There are several theories that try to explain this theme. I will make a brief explanation of what is most current:
During our development process, even as children, we build a symbolic system that helps us understand the world and act in it.
This symbolic system is based on our language and, during the process of human development, it mixes (imbricates, it is the most adequate and technical verbal form) with our emotions.
To build it, we use certain sources that can be our parents, our family members, teachers, the communities we participate in, the written messages we have access to, people who offer us models of life and any type of norm or rule, among many other sources.
From this set of [models of] symbols/emotions, we exercise the capacity to consciously think and make our own decisions.
Collective culture and personal culture
In scientific language, the symbolic set made available to us by society is the Collective Culture and the “versions” that each individual builds are the Personal Culture. It is important to say that a person can be an intermediary of the Collective Culture when teaching, for example, social rules.
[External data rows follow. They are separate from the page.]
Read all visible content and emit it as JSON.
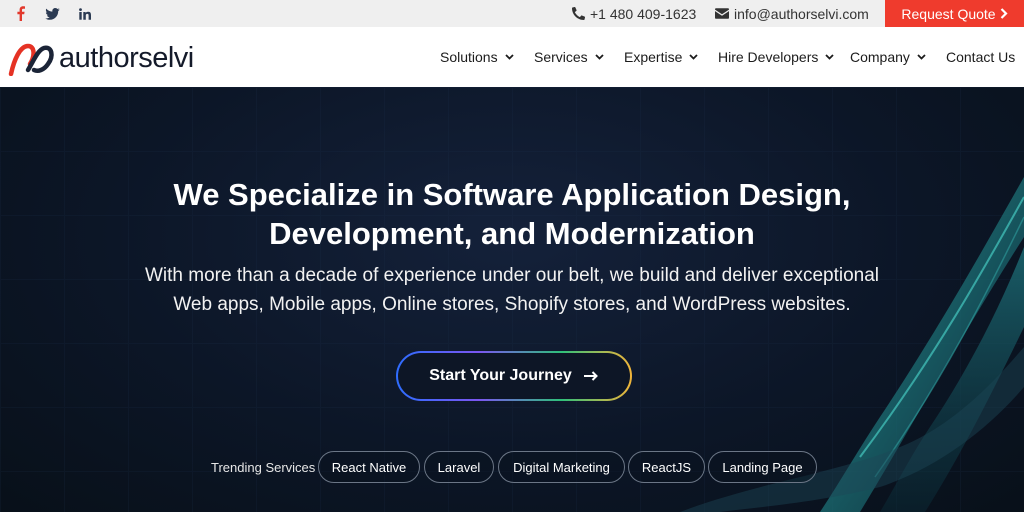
{
  "topbar": {
    "social": [
      {
        "name": "facebook",
        "icon": "facebook-icon",
        "color": "#e2392d"
      },
      {
        "name": "twitter",
        "icon": "twitter-icon",
        "color": "#2b3a52"
      },
      {
        "name": "linkedin",
        "icon": "linkedin-icon",
        "color": "#2b3a52"
      }
    ],
    "phone": "+1 480 409-1623",
    "email": "info@authorselvi.com",
    "request_quote": "Request Quote"
  },
  "header": {
    "logo_text": "authorselvi",
    "nav": [
      "Solutions",
      "Services",
      "Expertise",
      "Hire Developers",
      "Company",
      "Contact Us"
    ]
  },
  "hero": {
    "heading_line1": "We Specialize in Software Application Design,",
    "heading_line2": "Development, and Modernization",
    "sub_line1": "With more than a decade of experience under our belt, we build and deliver exceptional",
    "sub_line2": "Web apps, Mobile apps, Online stores, Shopify stores, and WordPress websites.",
    "cta_label": "Start Your Journey",
    "trending_label": "Trending Services",
    "trending": [
      "React Native",
      "Laravel",
      "Digital Marketing",
      "ReactJS",
      "Landing Page"
    ]
  },
  "colors": {
    "accent_red": "#ef3b2d",
    "hero_bg": "#0c1627",
    "nav_text": "#1c1c1c",
    "teal_swoosh": "#1f8a8c"
  }
}
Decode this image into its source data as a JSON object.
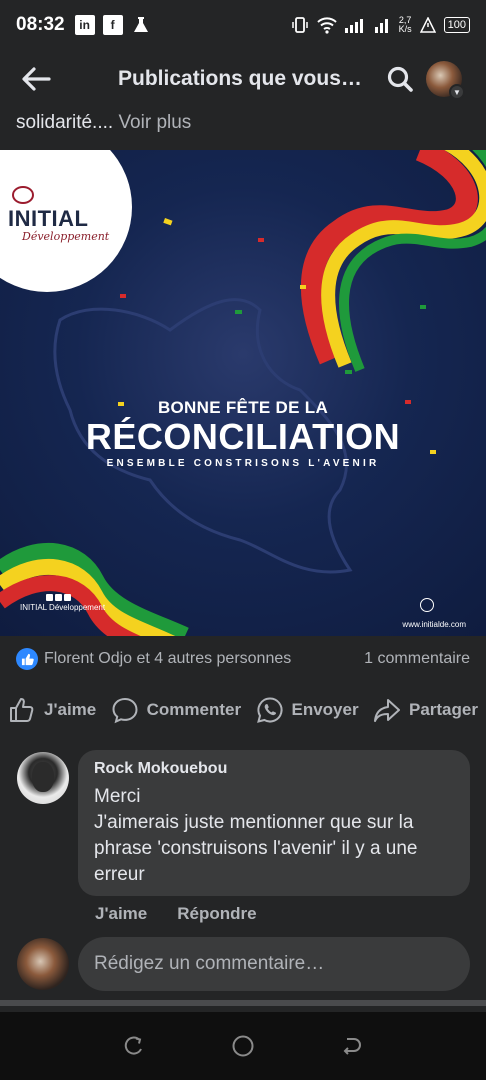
{
  "status_bar": {
    "time": "08:32",
    "left_icons": [
      "linkedin-icon",
      "facebook-icon",
      "flask-icon"
    ],
    "net_speed_value": "2,7",
    "net_speed_unit": "K/s",
    "battery": "100"
  },
  "header": {
    "title": "Publications que vous…"
  },
  "post": {
    "snippet": "solidarité....",
    "see_more": "Voir plus",
    "image": {
      "logo_name": "INITIAL",
      "logo_sub": "Développement",
      "line1": "BONNE FÊTE DE LA",
      "line2": "RÉCONCILIATION",
      "line3": "ENSEMBLE CONSTRISONS L'AVENIR",
      "footer_left": "INITIAL Développement",
      "footer_right": "www.initialde.com"
    },
    "reactions_text": "Florent Odjo et 4 autres personnes",
    "comments_count": "1 commentaire",
    "actions": {
      "like": "J'aime",
      "comment": "Commenter",
      "send": "Envoyer",
      "share": "Partager"
    }
  },
  "comment": {
    "author": "Rock Mokouebou",
    "text_line1": "Merci",
    "text_rest": "J'aimerais juste mentionner que sur la phrase 'construisons l'avenir' il y a une erreur",
    "like": "J'aime",
    "reply": "Répondre"
  },
  "composer": {
    "placeholder": "Rédigez un commentaire…"
  },
  "colors": {
    "background": "#242526",
    "bubble": "#3a3b3c",
    "like_blue": "#2d88ff",
    "poster_navy": "#152651"
  }
}
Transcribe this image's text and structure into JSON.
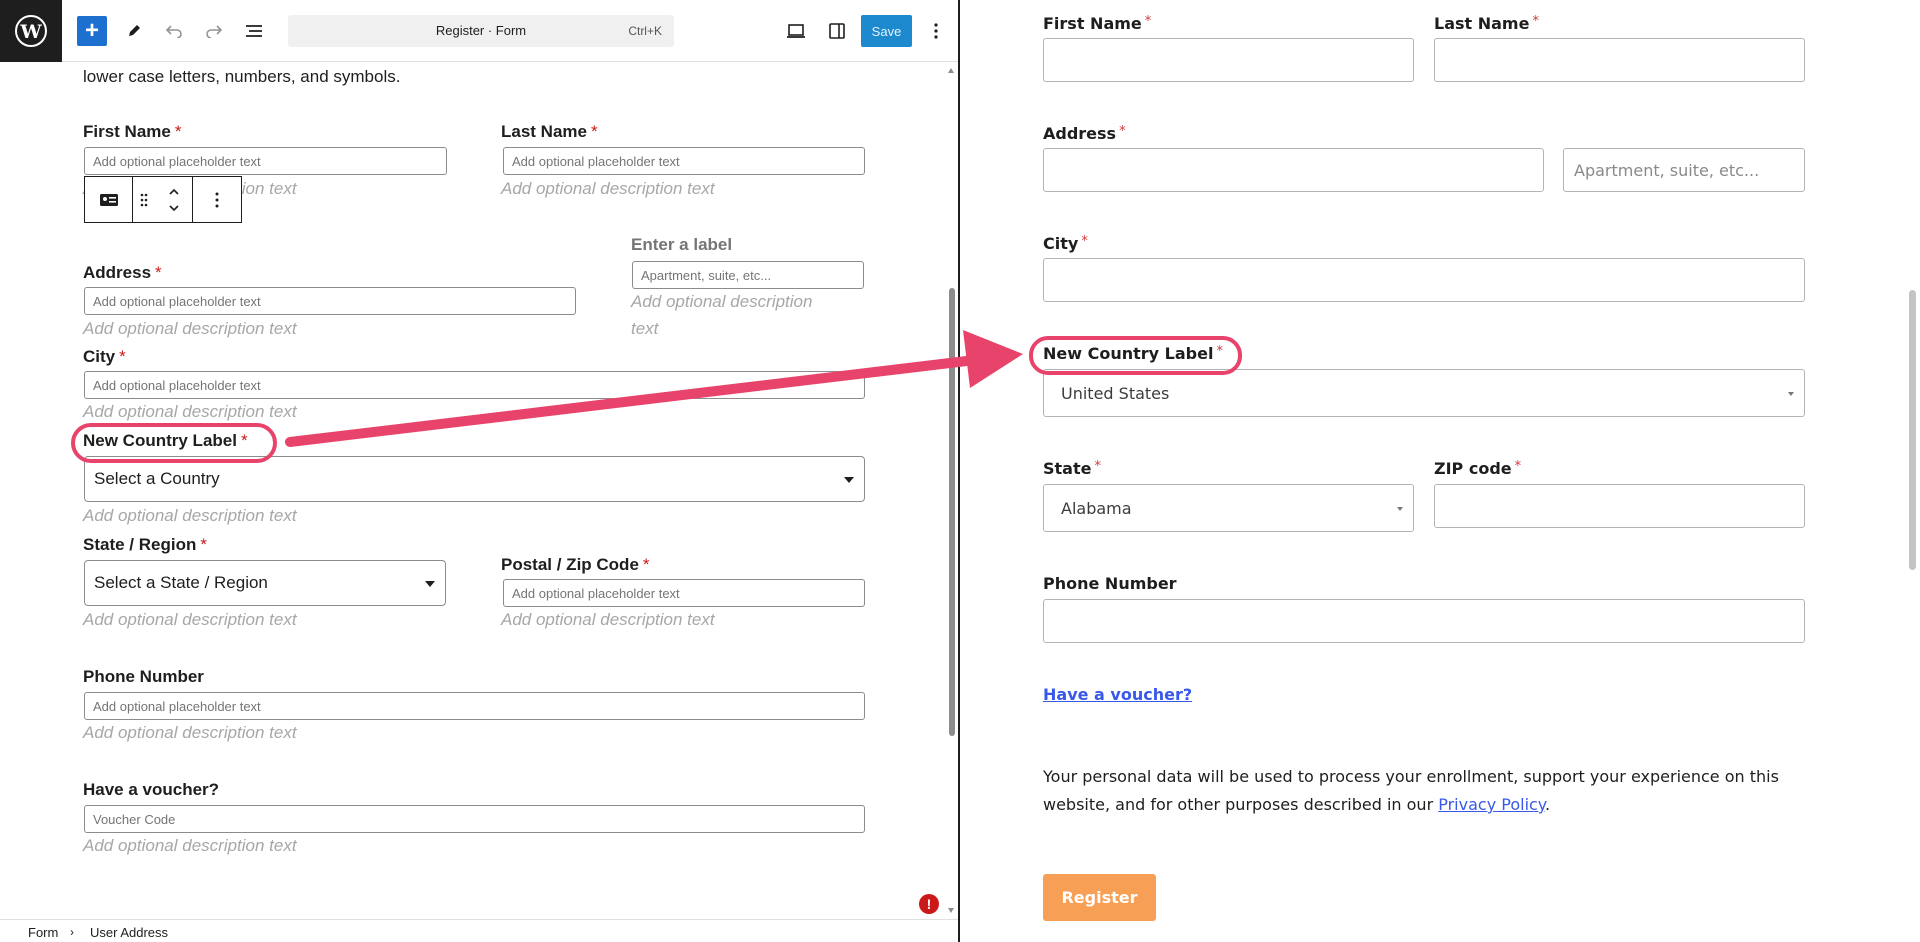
{
  "editor": {
    "topbar": {
      "add_icon": "plus-icon",
      "tools_icon": "pencil-icon",
      "undo_icon": "undo-icon",
      "redo_icon": "redo-icon",
      "outline_icon": "list-view-icon",
      "command_title": "Register · Form",
      "command_shortcut": "Ctrl+K",
      "view_icon": "desktop-icon",
      "settings_icon": "sidebar-icon",
      "save_label": "Save",
      "options_icon": "vertical-ellipsis-icon"
    },
    "intro_text": "lower case letters, numbers, and symbols.",
    "fields": {
      "first_name": {
        "label": "First Name",
        "placeholder": "Add optional placeholder text",
        "description": "Add optional description text"
      },
      "last_name": {
        "label": "Last Name",
        "placeholder": "Add optional placeholder text",
        "description": "Add optional description text"
      },
      "address": {
        "label": "Address",
        "placeholder": "Add optional placeholder text",
        "description": "Add optional description text"
      },
      "address2": {
        "label": "Enter a label",
        "placeholder": "Apartment, suite, etc...",
        "description_line1": "Add optional description",
        "description_line2": "text"
      },
      "city": {
        "label": "City",
        "placeholder": "Add optional placeholder text",
        "description": "Add optional description text"
      },
      "country": {
        "label": "New Country Label",
        "value": "Select a Country",
        "description": "Add optional description text"
      },
      "state": {
        "label": "State / Region",
        "value": "Select a State / Region",
        "description": "Add optional description text"
      },
      "postal": {
        "label": "Postal / Zip Code",
        "placeholder": "Add optional placeholder text",
        "description": "Add optional description text"
      },
      "phone": {
        "label": "Phone Number",
        "placeholder": "Add optional placeholder text",
        "description": "Add optional description text"
      },
      "voucher": {
        "label": "Have a voucher?",
        "placeholder": "Voucher Code",
        "description": "Add optional description text"
      }
    },
    "required_mark": "*",
    "breadcrumb": [
      "Form",
      "User Address"
    ]
  },
  "preview": {
    "fields": {
      "first_name": "First Name",
      "last_name": "Last Name",
      "address": "Address",
      "address2_placeholder": "Apartment, suite, etc...",
      "city": "City",
      "country_label": "New Country Label",
      "country_value": "United States",
      "state_label": "State",
      "state_value": "Alabama",
      "zip_label": "ZIP code",
      "phone_label": "Phone Number"
    },
    "required_mark": "*",
    "voucher_link": "Have a voucher?",
    "privacy_text_before": "Your personal data will be used to process your enrollment, support your experience on this website, and for other purposes described in our ",
    "privacy_link": "Privacy Policy",
    "privacy_text_after": ".",
    "register_label": "Register"
  },
  "colors": {
    "annotation": "#e8436a",
    "wp_blue": "#1d6fd0",
    "required": "#cc1818",
    "register_button": "#f79f55",
    "link": "#3858e9"
  }
}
When someone gives a personal interpretation of some social rule, it exemplifies how, in a Personal Culture, this person reconstructed the symbolic messages coming from the Collective Culture, in a personalized way.
Autonomy and culture
In this context, an autonomous person is one who, from all these sources, builds a personal normative system that helps them to think, make their decisions and guides all their behaviors. The core of this normative system is our values, which consist of meanings that are intensely woven into our emotions.
For this reason, a person guided by their values to respect life, will find it very difficult to kill someone, even if in self-defense.
An extreme historical example was the case of Christian martyrs, who loved God more than their own lives. Their values, intensely oriented towards God, led them to sacrifice their own lives, when the Romans exterminated them in their thousands by bonfires, crucifixion or in the games of the Coliseum. When asked about their faith, they would rather die than deny it.
Individual beliefs and values are, then, the criteria that regulate our decisions and that, in the final analysis, guide the person towards certain behaviors.
In short, this is how the normative system that guides our behavior works.